Running Julia application in a job

Let’s consider a standalone Julia application that contains the following files:

Project.toml for describing project metadata and dependencies.
script.jl for an entry point to run the desired Julia workload. Optionally, it can implement a command line client if we want to parse arguments that are supplied to the script.
batch.sh for a batch script for setting up the Julia environment and running the Julia workload.

Example of running Julia application on LUMI.

We assume that our current working directory is the Julia application. Let’s write our Julia script to file named script.jl.

using Example
hello("world")

Our application depends on the Example.jl package, hence the Project.toml looks as follows:

[deps]
Example = "7876af07-990d-54b4-ab0e-23690620f79a"

We should instantiate the project enviroment on the login node.

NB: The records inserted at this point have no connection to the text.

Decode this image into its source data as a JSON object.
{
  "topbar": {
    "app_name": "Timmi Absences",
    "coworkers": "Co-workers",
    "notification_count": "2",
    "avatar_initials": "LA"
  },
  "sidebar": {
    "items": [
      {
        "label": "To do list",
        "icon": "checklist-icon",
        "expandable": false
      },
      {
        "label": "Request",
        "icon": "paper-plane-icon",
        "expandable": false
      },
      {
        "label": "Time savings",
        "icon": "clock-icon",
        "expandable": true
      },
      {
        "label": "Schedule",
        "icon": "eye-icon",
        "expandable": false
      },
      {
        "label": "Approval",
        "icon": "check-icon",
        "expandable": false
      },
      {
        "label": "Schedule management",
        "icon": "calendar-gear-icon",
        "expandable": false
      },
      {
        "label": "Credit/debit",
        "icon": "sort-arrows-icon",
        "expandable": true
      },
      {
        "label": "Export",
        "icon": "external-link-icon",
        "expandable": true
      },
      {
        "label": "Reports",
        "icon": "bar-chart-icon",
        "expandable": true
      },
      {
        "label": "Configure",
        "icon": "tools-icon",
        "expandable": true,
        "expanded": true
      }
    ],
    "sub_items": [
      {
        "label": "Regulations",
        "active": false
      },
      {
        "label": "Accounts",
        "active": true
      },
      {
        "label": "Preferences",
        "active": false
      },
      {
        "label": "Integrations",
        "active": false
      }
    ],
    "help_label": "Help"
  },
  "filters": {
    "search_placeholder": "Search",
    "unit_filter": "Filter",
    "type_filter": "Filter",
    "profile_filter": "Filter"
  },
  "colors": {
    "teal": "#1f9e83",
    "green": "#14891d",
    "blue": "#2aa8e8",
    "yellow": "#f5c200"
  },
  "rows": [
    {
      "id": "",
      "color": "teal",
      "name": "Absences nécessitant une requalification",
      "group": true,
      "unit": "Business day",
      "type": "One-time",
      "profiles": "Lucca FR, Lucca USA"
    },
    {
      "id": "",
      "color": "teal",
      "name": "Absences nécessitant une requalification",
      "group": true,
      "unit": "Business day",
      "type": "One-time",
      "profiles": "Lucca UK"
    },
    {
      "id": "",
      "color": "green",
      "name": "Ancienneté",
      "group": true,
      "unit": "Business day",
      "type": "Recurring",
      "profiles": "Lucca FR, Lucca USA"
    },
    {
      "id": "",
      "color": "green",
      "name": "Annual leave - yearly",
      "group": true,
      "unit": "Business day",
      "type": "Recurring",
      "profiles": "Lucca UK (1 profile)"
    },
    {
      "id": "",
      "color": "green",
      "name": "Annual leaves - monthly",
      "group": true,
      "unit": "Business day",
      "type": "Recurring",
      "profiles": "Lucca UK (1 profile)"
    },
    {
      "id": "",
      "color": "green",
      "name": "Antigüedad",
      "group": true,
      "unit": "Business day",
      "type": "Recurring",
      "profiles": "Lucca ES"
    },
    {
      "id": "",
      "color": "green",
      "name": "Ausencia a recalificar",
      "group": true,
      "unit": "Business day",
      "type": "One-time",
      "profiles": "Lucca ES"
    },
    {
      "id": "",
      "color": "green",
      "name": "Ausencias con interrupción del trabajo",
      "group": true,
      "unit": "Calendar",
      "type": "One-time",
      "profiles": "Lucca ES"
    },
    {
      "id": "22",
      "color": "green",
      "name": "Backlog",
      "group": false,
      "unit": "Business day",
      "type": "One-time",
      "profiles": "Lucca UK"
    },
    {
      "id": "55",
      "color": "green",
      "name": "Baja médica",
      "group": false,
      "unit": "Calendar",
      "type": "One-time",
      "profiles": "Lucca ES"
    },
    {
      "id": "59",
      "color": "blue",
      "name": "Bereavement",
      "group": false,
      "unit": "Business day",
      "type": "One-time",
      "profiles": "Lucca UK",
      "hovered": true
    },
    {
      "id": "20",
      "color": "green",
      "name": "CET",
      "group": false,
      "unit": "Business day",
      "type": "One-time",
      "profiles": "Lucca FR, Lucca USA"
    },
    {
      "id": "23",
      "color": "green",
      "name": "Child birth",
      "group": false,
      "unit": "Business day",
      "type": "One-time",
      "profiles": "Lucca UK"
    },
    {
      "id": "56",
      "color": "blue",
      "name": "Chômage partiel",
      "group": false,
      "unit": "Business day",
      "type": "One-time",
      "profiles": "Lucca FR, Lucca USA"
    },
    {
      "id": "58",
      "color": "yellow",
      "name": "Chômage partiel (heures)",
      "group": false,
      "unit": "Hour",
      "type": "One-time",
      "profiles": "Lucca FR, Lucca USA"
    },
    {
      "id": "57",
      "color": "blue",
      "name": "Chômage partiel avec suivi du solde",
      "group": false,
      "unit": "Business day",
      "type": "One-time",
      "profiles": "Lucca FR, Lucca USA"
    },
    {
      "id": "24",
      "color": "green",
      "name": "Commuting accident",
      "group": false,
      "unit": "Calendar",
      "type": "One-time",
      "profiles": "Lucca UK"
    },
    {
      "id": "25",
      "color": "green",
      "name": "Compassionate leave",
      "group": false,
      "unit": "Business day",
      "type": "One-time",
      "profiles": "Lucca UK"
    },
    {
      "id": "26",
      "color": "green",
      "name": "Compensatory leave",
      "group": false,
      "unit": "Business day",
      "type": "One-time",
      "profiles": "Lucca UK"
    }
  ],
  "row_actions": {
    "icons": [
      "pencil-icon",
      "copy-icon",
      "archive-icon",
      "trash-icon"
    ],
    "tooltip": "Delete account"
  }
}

$ module use /appl/local/csc/modulefiles
$ module load julia
$ julia --project=. -e 'using Pkg; Pkg.instantiate()'

Next we write the batch script to file named batch.sh. It runs the Julia script using the Julia environment with predefined slurm parameters.

#!/bin/bash
#SBATCH --account=project_465001310
#SBATCH --partition=debug
#SBATCH --nodes=1
#SBATCH --ntasks-per-node=1
#SBATCH --cpus-per-task=1
#SBATCH --mem-per-cpu=1000
#SBATCH --time="00:05:00"
module use /appl/local/csc/modulefiles
module load julia
julia --project=. script.jl

Finally, we can run the batch script using Slurm.

$ sbatch batch.sh

Exercises

In these exercises you should create the three files Project.toml, script.jl, and batch.sh and run them via Slurm in the LUMI cluster. If the course has a resource reservation, we can use the --reservation="<name>" option to use it.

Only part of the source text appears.